Untuk dapat dilaksanakan Restorasi Justice memiliki beberapa persyaratan antara lain harus mengedepankan hukum yang adil, tidak berat sebelah, tidak sewenang-wenang. Berpegang teguh pada hati nurani serta kearifan lokal yang berlaku.

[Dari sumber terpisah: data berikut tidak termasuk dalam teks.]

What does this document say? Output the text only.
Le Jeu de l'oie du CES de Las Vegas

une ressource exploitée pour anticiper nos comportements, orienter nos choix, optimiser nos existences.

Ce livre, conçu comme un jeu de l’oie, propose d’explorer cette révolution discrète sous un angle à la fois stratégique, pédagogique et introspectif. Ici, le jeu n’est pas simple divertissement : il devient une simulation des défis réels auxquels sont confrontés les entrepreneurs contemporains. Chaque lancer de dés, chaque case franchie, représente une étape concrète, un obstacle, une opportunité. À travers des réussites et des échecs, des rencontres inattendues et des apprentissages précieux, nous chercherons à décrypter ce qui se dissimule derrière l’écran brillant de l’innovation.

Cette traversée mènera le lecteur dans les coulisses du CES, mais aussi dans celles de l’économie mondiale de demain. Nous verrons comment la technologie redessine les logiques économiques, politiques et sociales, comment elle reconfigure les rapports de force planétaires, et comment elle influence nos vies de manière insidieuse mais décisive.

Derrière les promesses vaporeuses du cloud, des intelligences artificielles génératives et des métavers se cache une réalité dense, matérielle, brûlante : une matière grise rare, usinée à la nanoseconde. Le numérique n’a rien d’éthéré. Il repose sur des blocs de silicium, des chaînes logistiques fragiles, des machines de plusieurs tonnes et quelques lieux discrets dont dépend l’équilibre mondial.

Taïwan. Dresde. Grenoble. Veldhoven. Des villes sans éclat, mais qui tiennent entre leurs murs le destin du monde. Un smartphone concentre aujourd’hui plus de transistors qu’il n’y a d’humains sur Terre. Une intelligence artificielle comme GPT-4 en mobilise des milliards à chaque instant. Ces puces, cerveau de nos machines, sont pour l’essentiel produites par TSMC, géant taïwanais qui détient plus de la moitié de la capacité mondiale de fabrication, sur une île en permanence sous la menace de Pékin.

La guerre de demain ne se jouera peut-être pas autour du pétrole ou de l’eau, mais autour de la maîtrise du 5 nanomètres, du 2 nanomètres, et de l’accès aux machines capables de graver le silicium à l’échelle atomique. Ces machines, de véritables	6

Berdasarkan survei yang dilakukan komnas HAM sebesar 85,2 % mendukung penerapan pendekatan keadilan restoratif untuk menghentikan perkara pidana untuk kejahatan yang sifatnya ringan. Fadil menjelaskan mengingat penjara di Indonesia sudah terlalu padat, masyarakat menuntut reformasi serius dalam praktek penegakan hukum yang berfokus pada pembalasan pemenjaraan dari pada pemulihan keadilan.
 
Restorasi Justice ini menjadi solusi untuk mengurangi jumlah napi di lembaga pemasyarakatan yang saat ini banyak yang mengalami over kapasitas. Selain itu juga akan mengurangi beban negara dalam menanggung biaya hidup penjara atau tahanan.
 
Menurut Fadli, dalam menggunakan pendekatan restorative justice ada tiga poin penting yang mesti diperhatikan. Pertama, keadilan restoratif mesti memperkuat kohesi sosial antar anggota masyarakat. Kedua, memotivasi kejaksaan untuk terlibat dalam tujuan keadilan, yaitu pemulihan, bagi mereka yang membutuhkannya. Ketiga, penerapan proses keadilan restoratif akan mendorong pelaku untuk merenungkan perilaku yang salah dan kerugian yang ditimbulkannya termasuk bagaimana ia harus merehabilitir dirinya.
 
Apabila dikritik pendekatan Restorasi Justice ini, membuktikan bahwa sistem hukum dan peradilan sekuler telah gagal menghapus kriminalitas massal dan konflik di tengah masyarakat. Pengadilan tidak memiliki sumber sanksi yang jelas sehingga banyak kasus perubahan sanksi atau hukuman karena beratnya beban negara menanggung biaya penjara atau tahanan dengan istilah restorasi keadilan.  Restorasi Keadilan ini bisa menjadi celah bagi pelaku kejahatan berat untuk mendapatkan hukuman ringan.
 
Tidak bisa dipungkiri saat ini beberapa lembaga pemasyarakatan di Indonesia mengalami over kapasitas. Hal ini merupakan buah dari  penerapan sistem kapitalis sekuler yang menjauhkan aturan agama dari kehidupan. Akibatnya manusia tidak memiliki keimanan yang kuat, manusia cenderung mengikuti hawa nafsunya, agama tidak dijadikan sebagai penuntun dan pedoman dalam hidupnya, sehingga ketika menghadapi masalah cenderung mengambil solusi dengan melakukan perbuatan yang mengantarkan mereka untuk menjadi penghuni lapas.  Seperti mencuri, menjambret, merampok, menipu, freesex, narkoba, dan Tindakan kriminallainnya.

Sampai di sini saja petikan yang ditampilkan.